The feature vector for a given yi is constructed taking into account a "window" (for lack of a better term) of data points, e.g. I might want to stack "the last 4 data points", i.e. xi-4, xi-3, xi-2, xi-1 for prediction of yi.
Obviously for a window size of 4 such a feature vector cannot be constructed for the first three target values and I would like to simply drop them. Likewise for the last data point xn.
This would not be a problem, except I want this to take place as part of a sklearn pipeline. So far I have successfully written a few custom transformers for other tasks, but those cannot (as far as I know) change the Y matrix.
Is there a way to do this, that I am unaware of or am I stuck doing this as preprocessing outside of the pipeline? (Which means, I would not be able to use GridsearchCV to find the optimal window size and shift.)
I have tried searching for this, but all I came up with was this question, which deals with removing samples from the X matrix. The accepted answer there makes me think, what I want to do is not supported in scikit-learn, but I wanted to make sure.

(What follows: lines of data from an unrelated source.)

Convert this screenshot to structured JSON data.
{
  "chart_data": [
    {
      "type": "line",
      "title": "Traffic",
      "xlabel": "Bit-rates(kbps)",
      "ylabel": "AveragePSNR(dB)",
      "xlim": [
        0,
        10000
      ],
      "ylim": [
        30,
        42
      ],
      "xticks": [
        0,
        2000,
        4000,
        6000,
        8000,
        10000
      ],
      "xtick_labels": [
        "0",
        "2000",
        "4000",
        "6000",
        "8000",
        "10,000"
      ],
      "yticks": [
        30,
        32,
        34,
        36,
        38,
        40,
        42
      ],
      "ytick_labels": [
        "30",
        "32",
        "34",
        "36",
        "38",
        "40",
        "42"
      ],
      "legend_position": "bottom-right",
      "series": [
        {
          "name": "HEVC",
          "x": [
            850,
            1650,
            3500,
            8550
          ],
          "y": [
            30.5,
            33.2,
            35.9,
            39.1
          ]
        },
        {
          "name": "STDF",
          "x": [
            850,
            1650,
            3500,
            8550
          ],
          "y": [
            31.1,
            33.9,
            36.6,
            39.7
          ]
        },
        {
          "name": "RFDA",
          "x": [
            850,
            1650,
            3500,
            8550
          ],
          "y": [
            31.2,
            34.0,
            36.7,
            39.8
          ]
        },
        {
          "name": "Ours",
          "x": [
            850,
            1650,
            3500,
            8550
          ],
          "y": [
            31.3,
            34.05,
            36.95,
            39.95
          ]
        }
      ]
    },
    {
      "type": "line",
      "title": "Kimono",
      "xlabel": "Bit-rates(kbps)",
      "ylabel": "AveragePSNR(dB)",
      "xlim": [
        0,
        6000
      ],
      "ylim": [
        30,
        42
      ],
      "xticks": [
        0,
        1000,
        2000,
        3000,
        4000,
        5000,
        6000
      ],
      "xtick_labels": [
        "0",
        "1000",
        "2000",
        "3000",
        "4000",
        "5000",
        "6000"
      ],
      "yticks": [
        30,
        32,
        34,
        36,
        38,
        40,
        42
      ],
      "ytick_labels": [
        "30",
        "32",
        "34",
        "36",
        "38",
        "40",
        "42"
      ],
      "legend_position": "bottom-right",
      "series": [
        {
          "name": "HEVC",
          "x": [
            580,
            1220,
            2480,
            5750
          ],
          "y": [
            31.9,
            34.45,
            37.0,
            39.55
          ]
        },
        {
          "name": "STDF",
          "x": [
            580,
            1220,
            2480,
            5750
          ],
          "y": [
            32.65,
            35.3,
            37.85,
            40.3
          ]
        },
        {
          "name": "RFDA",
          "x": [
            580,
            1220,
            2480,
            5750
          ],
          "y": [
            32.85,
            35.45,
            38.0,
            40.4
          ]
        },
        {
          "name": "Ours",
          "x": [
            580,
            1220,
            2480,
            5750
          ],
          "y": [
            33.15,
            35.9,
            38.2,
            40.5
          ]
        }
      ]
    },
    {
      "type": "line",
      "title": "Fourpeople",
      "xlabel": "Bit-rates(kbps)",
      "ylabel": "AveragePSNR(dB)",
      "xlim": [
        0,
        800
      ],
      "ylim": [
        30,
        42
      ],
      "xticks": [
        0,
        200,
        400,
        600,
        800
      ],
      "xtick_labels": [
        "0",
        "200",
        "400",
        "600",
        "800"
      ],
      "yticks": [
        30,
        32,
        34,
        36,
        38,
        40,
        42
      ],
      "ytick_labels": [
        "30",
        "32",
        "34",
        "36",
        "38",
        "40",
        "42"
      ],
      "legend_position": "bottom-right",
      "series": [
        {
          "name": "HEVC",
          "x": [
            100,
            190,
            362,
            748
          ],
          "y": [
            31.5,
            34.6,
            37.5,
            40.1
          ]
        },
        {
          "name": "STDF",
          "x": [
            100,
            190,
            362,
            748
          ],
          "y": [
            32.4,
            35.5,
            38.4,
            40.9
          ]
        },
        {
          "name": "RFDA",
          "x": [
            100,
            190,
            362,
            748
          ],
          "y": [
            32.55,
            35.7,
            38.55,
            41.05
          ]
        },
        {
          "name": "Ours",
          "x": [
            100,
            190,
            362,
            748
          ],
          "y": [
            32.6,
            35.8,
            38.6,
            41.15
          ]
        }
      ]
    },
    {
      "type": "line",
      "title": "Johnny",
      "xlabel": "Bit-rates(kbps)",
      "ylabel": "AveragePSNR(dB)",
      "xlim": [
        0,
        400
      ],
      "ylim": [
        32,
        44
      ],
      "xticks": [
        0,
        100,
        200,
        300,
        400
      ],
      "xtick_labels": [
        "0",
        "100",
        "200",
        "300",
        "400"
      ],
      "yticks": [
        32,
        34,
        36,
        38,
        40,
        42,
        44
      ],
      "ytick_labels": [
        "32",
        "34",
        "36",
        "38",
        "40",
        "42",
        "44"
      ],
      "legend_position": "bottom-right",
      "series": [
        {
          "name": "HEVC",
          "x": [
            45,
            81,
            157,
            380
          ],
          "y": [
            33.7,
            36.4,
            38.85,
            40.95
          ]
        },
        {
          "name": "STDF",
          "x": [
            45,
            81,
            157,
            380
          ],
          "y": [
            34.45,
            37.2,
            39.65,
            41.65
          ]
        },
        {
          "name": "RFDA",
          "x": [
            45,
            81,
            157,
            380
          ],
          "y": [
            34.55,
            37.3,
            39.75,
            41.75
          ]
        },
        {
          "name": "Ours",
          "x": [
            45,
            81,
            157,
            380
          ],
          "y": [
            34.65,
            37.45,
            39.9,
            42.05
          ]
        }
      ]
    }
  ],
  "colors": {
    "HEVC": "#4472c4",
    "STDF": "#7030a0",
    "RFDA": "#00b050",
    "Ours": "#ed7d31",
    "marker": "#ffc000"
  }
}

You are correct, you cannot adjust the your target within a sklearn Pipeline. That doesn't mean that you cannot do a gridsearch, but it does mean that you may have to go about it in a bit more of a manual fashion. I would recommend writing a function do your transformations and filtering on y and then manually loop through a tuning grid created via ParameterGrid. If this doesn't make sense to you edit your post with the code you have for further assistance.
I am struggling with a similar issue and find it unfortunate that you cannot pass on the y-values between transformers. That being said, I bypassed the issue in a bit of a dirty way.
I am storing the y-values as an instance attribute of the transformers. That way I can access them in the transform method when the pipeline calls fit_transform. Then, the transform method passes on a tuple (X, self.y_stored) which is expected by the next estimator. This means I have to write wrapper estimators and it's very ugly, but it works!
Something like this:
class MyWrapperEstimator(RealEstimator):
def fit(X, y=None):
if isinstance(X, tuple):
X, y = X
super().fit(X=X, y=y)
For your specific example of stacking the last 4 data points, you might be able to use seglearn.
>>> import numpy as np
>>> import seglearn
>>> x = np.arange(10)[None,:]
>>> x
array([[0, 1, 2, 3, 4, 5, 6, 7, 8, 9]])
>>> y = x
>>> new_x, new_y, _ = seglearn.transform.SegmentXY(width=4, overlap=0.75).fit_transform(x, y)
>>> new_x
array([[0, 1, 2, 3],
[1, 2, 3, 4],
[2, 3, 4, 5],
[3, 4, 5, 6],
[4, 5, 6, 7],
[5, 6, 7, 8],
[6, 7, 8, 9]])
>>> new_y
array([3, 4, 5, 6, 7, 8, 9])
seglearn claims to be scikit-learn-compatible, so you should be able to fit SegmentXY in the beginning of a scikit-learn pipeline. However, I have not tried it in a pipeline myself.